Margee Bright-Ragland’s “Wounded Angel” collage is part of an exhibition at the Mammal Gallery from Sept. 10 to Oct. 2 called “46/21: 46 Million Slaves — 21st Century Slavery.”

The committee planning “46/21” includes Temple Kol Emeth member Maxine Hess and Ahavath Achim Synagogue member Flora Rosefsky, both of whom are among the 57 visual artists who so far have contributed work to the show at Atlanta’s Mammal Gallery at 91 Broad St.

The exhibit is scheduled for Sept. 10 to Oct. 2, with public hours from noon to 6 p.m. from Thursday through Saturday during that period.

The exhibit opening Saturday, Sept. 10, features a reception from 5 to 8 p.m. and a collaborative performance of artist Molly Gochman’s sidewalk Red Sand Project.

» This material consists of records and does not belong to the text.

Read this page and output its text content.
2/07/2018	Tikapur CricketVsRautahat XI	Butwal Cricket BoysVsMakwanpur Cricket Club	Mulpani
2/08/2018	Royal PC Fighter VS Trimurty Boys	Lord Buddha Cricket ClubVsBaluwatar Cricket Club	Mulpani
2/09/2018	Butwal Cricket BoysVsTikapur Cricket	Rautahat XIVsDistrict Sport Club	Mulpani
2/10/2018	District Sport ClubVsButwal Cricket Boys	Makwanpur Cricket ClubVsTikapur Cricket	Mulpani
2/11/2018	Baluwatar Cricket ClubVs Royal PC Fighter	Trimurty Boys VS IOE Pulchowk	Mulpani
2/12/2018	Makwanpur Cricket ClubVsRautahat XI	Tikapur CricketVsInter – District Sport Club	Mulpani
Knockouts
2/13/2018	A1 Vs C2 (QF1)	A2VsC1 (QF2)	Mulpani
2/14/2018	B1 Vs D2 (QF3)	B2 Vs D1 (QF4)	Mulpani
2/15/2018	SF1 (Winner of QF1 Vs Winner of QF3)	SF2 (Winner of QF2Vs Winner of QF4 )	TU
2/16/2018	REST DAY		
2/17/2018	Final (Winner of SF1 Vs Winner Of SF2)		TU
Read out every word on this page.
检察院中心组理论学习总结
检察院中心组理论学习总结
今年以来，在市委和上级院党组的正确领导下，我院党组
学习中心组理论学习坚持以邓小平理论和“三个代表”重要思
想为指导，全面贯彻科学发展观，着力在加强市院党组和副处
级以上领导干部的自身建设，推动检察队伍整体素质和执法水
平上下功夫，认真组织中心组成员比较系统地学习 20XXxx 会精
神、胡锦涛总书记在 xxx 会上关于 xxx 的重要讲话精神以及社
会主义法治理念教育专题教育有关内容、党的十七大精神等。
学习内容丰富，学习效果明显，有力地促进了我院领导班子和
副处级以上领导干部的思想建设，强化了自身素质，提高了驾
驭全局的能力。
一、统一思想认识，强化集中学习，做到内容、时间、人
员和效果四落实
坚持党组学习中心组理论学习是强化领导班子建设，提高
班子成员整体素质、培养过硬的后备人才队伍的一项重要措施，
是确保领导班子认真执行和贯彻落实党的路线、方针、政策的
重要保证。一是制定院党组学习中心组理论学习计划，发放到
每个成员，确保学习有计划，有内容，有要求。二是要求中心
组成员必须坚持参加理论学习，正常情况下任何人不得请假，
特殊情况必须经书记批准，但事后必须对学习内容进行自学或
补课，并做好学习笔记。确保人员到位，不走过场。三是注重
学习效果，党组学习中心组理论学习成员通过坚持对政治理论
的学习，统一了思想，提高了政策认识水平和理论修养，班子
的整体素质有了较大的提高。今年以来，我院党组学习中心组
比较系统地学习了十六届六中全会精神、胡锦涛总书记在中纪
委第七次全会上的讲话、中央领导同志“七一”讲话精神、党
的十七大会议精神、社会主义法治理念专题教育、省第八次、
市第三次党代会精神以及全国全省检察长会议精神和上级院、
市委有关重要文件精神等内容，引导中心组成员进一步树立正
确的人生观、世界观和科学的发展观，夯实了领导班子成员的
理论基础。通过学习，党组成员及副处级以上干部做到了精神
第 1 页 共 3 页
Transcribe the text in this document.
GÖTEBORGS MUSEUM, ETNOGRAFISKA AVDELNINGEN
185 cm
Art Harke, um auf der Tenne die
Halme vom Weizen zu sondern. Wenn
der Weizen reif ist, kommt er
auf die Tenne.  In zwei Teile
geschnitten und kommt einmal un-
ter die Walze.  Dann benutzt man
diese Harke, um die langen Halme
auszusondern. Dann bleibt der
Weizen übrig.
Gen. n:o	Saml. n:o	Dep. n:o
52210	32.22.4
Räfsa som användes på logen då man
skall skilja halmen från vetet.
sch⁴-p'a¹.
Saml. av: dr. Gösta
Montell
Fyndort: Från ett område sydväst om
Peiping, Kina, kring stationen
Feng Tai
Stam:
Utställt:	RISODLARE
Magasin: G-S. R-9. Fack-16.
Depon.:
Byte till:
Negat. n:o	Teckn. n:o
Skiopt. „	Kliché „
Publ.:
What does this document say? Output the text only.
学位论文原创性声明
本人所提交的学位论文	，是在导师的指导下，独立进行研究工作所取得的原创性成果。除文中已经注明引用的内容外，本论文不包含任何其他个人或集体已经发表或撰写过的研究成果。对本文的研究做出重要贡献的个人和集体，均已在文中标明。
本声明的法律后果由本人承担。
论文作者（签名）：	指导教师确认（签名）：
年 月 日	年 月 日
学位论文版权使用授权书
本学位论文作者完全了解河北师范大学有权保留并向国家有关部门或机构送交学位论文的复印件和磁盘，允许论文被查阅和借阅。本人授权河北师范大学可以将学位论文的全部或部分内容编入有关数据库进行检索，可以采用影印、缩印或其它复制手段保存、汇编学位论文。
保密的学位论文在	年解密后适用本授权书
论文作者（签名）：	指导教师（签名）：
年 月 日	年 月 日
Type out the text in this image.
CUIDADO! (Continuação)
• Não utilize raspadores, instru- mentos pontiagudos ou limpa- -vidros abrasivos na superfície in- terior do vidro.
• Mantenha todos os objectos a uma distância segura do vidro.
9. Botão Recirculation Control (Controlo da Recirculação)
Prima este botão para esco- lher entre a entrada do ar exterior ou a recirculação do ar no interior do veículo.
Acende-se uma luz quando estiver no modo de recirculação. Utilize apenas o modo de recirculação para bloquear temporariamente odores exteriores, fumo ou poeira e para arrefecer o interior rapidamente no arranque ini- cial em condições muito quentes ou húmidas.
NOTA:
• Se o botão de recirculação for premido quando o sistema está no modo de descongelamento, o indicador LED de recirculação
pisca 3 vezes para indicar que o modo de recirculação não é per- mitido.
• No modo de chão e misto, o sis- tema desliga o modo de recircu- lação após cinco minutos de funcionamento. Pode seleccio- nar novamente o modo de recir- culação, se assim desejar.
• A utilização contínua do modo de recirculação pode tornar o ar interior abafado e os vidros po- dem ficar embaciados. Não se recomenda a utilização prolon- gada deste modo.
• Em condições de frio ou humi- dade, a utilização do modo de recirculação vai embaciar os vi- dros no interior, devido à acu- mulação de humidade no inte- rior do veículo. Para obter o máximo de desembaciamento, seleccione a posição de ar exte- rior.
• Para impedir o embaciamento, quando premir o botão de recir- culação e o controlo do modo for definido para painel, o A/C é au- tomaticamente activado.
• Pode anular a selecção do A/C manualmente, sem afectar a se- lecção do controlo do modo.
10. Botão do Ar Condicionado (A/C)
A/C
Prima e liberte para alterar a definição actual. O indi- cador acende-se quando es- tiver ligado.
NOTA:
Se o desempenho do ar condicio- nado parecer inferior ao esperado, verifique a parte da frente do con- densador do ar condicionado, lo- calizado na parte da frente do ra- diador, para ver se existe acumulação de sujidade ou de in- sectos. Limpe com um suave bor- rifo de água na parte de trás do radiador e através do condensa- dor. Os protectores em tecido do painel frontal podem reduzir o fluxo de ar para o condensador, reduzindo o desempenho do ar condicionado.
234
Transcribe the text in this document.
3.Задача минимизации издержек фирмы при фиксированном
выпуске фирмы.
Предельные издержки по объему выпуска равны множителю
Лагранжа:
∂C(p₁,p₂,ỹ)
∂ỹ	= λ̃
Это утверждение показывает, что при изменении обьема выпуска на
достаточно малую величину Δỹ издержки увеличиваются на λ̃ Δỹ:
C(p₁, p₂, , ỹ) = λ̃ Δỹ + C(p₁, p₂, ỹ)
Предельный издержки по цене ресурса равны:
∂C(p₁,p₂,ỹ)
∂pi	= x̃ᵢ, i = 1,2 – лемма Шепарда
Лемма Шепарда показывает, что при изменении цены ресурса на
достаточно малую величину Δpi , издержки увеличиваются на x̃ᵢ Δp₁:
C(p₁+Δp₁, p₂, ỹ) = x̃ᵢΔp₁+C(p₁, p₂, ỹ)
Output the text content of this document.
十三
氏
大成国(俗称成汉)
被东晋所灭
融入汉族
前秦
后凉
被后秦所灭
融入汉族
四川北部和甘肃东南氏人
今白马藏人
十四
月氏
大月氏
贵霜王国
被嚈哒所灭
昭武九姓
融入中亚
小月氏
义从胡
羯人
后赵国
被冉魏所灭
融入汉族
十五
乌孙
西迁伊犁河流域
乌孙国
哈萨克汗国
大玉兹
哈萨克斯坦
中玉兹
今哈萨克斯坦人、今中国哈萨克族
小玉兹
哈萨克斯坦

The show also will include a panel discussion on human trafficking at 2 p.m. Saturday, Sept. 17, to be followed by a performance by Maggie Benoit and Max Beeching, and an artist talk and performance by Ruth Showalter at 2 p.m. Sunday, Sept. 25.

Judge Shondeana Crews-Morris will facilitate the panel discussion among Anna Blau of International Women’s House; Irina Khasin, the head of the human trafficking unit at the Fulton County District Attorney’s Office; Dalia Racine, the head of the human trafficking unit at the DeKalb County District Attorney’s Office; and Jennifer Swain, the deputy director of youthSpark.

The exhibit and its related events are free and open to the public.